= Felix Earle =

Diné (Navajo) fashion designer, lapidary artist and farmer

Felix Earle is a Diné (Navajo) fashion designer, lapidary artist and Indigenous food-security farmer. He lives on the Navajo Nation land (Dinétah) in Ganado, Arizona.

He is of the Tó Dích’íi’nii (Bitter Water clan), born for the Tábąąhí (Waters Edge clan), maternal grandfather is Tsi’naajinii (The Black Streak Running into the Water clan), and paternal grandfather is Dibé Łizhiní (Black Sheep clan).

==Early life==
Earle grew up in a family that farmed from the 1970s until 1985. Life changed in his community when the University of New Mexico opened a satellite campus in Gallup, New Mexico. Because all the adults in his family began attending university after 1985, their farming activity and livestock tapered off, and eventually ended. However their fields, left fallow, remained associated with their family. His grandmother, Helen, safely stored some of the seed stock. It is on this property, belonging to his grandparents, that Earle began his own gardening and farming activities.

==Work==

===Fashion design===
Earle began designing clothing in 1996 when he produced a line of traditional Navajo clothing. His fashion label is Earle Couture that produces custom designed clothing. He believes that fashion has an effect on "society's psychology." His designs are often made from "rich, heavy, saturated fabrics such as lace, velvet, satins and brocades" and prefers natural fibers such as wool, silk and cotton. He does not mass-produce his work, the vast majority (90% of sales) are special ordered and custom made. Earle has also used his tailoring skills for community service. During the COVID-19 pandemic Earle joined with the Warrior Protectors, a group of fellow Native American fashion designers who sewed and distributed protective masks widely and uploaded tutorials on mask-making to the internet.

===Red Earth Gardens===
Earle is a farmer who advocates for Indigenous food security; he provides gardeners with advisement on the use of Indigenous seed stock for growing food crops. He began to farm using "Grandma Helen's Corn" from a handful of heritage seeds that his grandmother stored for 35 years. It is a variety of white corn. Later he founded Red Earth Gardens, and distributed kernels of this variety of corn to other tribal members.

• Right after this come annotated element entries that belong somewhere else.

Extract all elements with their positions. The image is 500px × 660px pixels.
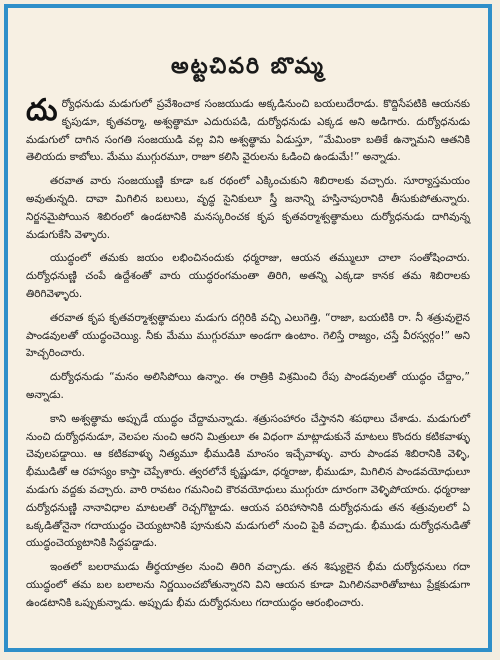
paragraph-4: తరవాత కృప కృతవర్మాశ్వత్థామలు మడుగు దగ్గిరికి వచ్చి ఎలుగెత్తి, “రాజా, బయటికి రా. నీ శత్రువులైన పాండవులతో యుద్ధంచెయ్యి. నీకు మేము ముగ్గురమూ అండగా ఉంటాం. గెలిస్తే రాజ్యం, చస్తే వీరస్వర్గం!” అని హెచ్చరించారు. bbox=[26, 311, 470, 360]
paragraph-6: కాని అశ్వత్థామ అప్పుడే యుద్ధం చేద్దామన్నాడు. శత్రుసంహారం చేస్తానని శపథాలు చేశాడు. మడుగులో నుంచి దుర్యోధనుడూ, వెలపల నుంచి ఆరని మిత్రులూ ఈ విధంగా మాట్లాడుకునే మాటలు కొందరు కటికవాళ్ళు చెవులపడ్డాయి. ఆ కటికవాళ్ళు నిత్యమూ భీముడికి మాంసం ఇచ్చేవాళ్ళు. వారు పాండవ శిబిరానికి వెళ్ళి, భీముడితో ఆ రహస్యం కాస్తా చెప్పేశారు. త్వరలోనే కృష్ణుడూ, ధర్మరాజు, భీముడూ, మిగిలిన పాండవయోధులూ మడుగు వద్దకు వచ్చారు. వారి రావటం గమనించి కౌరవయోధులు ముగ్గురూ దూరంగా వెళ్ళిపోయారు. ధర్మరాజు దుర్యోధనుణ్ణి నానావిధాల మాటలతో రెచ్చగొట్టాడు. ఆయన పరిహాసానికి దుర్యోధనుడు తన శత్రువులలో ఏ ఒక్కడితోనైనా గదాయుద్ధం చెయ్యటానికి పూనుకుని మడుగులో నుంచి పైకి వచ్చాడు. భీముడు దుర్యోధనుడితో యుద్ధంచెయ్యటానికి సిద్ధపడ్డాడు. bbox=[26, 412, 470, 550]
paragraph-2: తరవాత వారు సంజయుణ్ణి కూడా ఒక రథంలో ఎక్కించుకుని శిబిరాలకు వచ్చారు. సూర్యాస్తమయం అవుతున్నది. దావా మిగిలిన బలులు, వృద్ధ సైనికులూ స్త్రీ జనాన్ని హస్తినాపురానికి తీసుకుపోతున్నారు. నిర్జనమైపోయిన శిబిరంలో ఉండటానికి మనస్కరించక కృప కృతవర్మాశ్వత్థామలు దుర్యోధనుడు దాగివున్న మడుగుకేసి వెళ్ళారు. bbox=[26, 175, 470, 241]
page-content bbox=[26, 24, 470, 636]
paragraph-7: ఇంతలో బలరాముడు తీర్థయాత్రల నుంచి తిరిగి వచ్చాడు. తన శిష్యులైన భీమ దుర్యోధనులు గదా యుద్ధంలో తమ బల బలాలను నిర్ణయించబోతున్నారని విని ఆయన కూడా మిగిలినవారితోబాటు ప్రేక్షకుడుగా ఉండటానికి ఒప్పుకున్నాడు. అప్పుడు భీమ దుర్యోధనులు గదాయుద్ధం ఆరంభించారు. bbox=[26, 561, 470, 609]
paragraph-1-text: ర్యోధనుడు మడుగులో ప్రవేశించాక సంజయుడు అక్కడినుంచి బయలుదేరాడు. కొద్దిసేపటికి ఆయనకు కృపుడూ, కృతవర్మా, అశ్వత్థామా ఎదురుపడి, దుర్యోధనుడు ఎక్కడ అని అడిగారు. దుర్యోధనుడు మడుగులో దాగిన సంగతి సంజయుడి వల్ల విని అశ్వత్థామ ఏడుస్తూ, “మేమింకా బతికే ఉన్నామని ఆతనికి తెలియదు కాబోలు. మేము ముగ్గురమూ, రాజూ కలిసి వైరులను ఓడించి ఉండుమే!” అన్నాడు. bbox=[26, 98, 470, 164]
paragraph-1 bbox=[26, 93, 470, 167]
paragraph-5: దుర్యోధనుడు “మనం అలిసిపోయి ఉన్నాం. ఈ రాత్రికి విశ్రమించి రేపు పాండవులతో యుద్ధం చేద్దాం,” అన్నాడు. bbox=[26, 371, 470, 401]
paragraph-3: యుద్ధంలో తమకు జయం లభించినందుకు ధర్మరాజు, ఆయన తమ్ములూ చాలా సంతోషించారు. దుర్యోధనుణ్ణి చంపే ఉద్దేశంతో వారు యుద్ధరంగమంతా తిరిగి, అతన్ని ఎక్కడా కానక తమ శిబిరాలకు తిరిగివెళ్ళారు. bbox=[26, 252, 470, 300]
drop-cap: దు bbox=[26, 93, 58, 128]
page-border bbox=[4, 4, 492, 652]
page-title: అట్టచివరి బొమ్మ bbox=[170, 54, 326, 79]
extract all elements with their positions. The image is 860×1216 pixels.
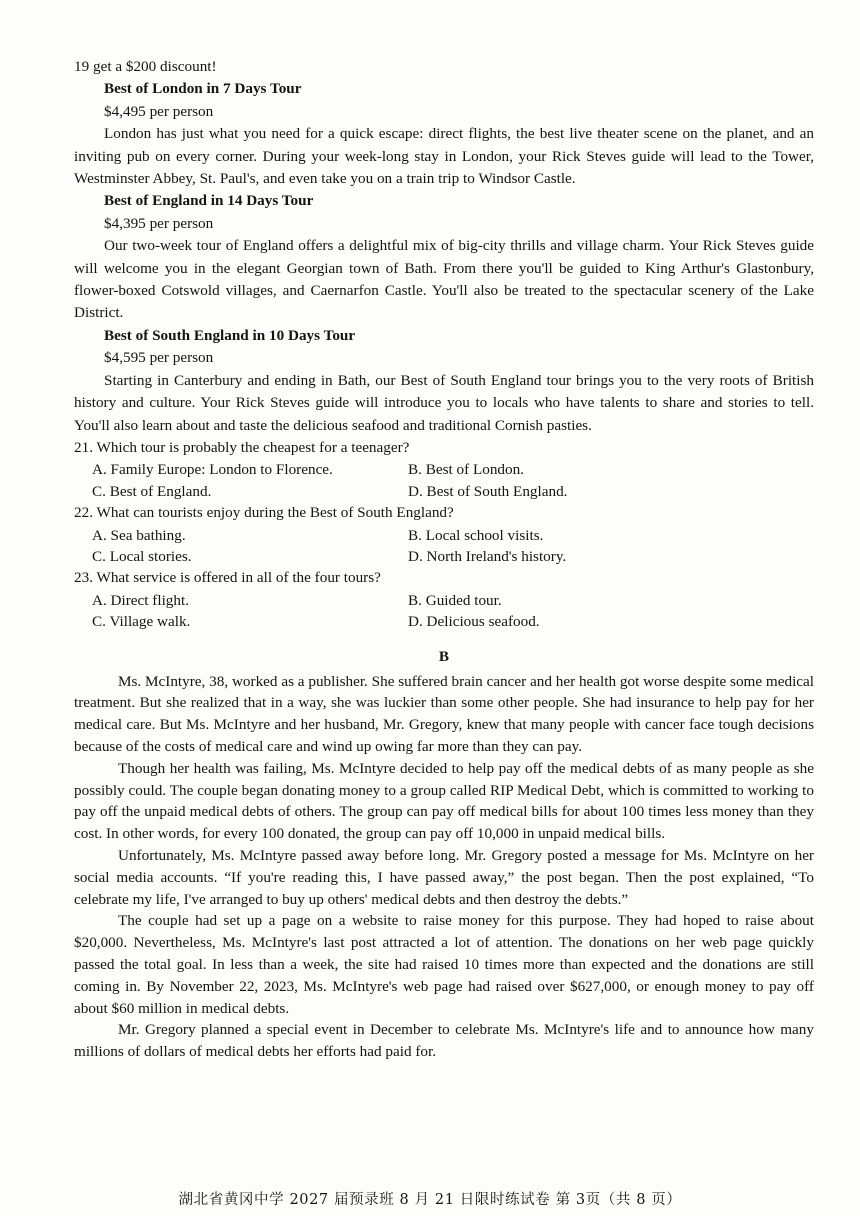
- option-c: C. Local stories.: [92, 547, 192, 565]
- options: [74, 459, 814, 502]
- passage-paragraph: The couple had set up a page on a website to raise money for this purpose. They had hoped to raise about $20,000. Nevertheless, Ms. McIntyre's last post attracted a lot of attention. The donations on her web page quickly passed the total goal. In less than a week, the site had raised 10 times more than expected and the donations are still coming in. By November 22, 2023, Ms. McIntyre's web page had raised over $627,000, or enough money to pay off about $60 million in medical debts.: [74, 912, 814, 1017]
- section-b-passage: [74, 671, 814, 1063]
- passage-paragraph: Though her health was failing, Ms. McIntyre decided to help pay off the medical debts of as many people as she possibly could. The couple began donating money to a group called RIP Medical Debt, which is committed to working to pay off the unpaid medical debts of others. The group can pay off medical bills for about 100 times less money than they cost. In other words, for every 100 donated, the group can pay off 10,000 in unpaid medical bills.: [74, 759, 814, 843]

During the COVID-19 pandemic, the Navajo people were significantly affected by the virus. Earle distributed so much corn during the pandemic that he ran out for the first time. Of this he states, "It took a deadly virus to make people realize just how important this is, how important it is to grow your own food." He and fellow gardener Nate Etsitty labored together to rehabilitate the soil at Red Point Farms, with support from the Black Mesa Water Coalition, a not-for-profit agency.

===Jewelry===
Earle's line of stone and shell heishi jewelry is sold under the name of Earle Couture Jewelry.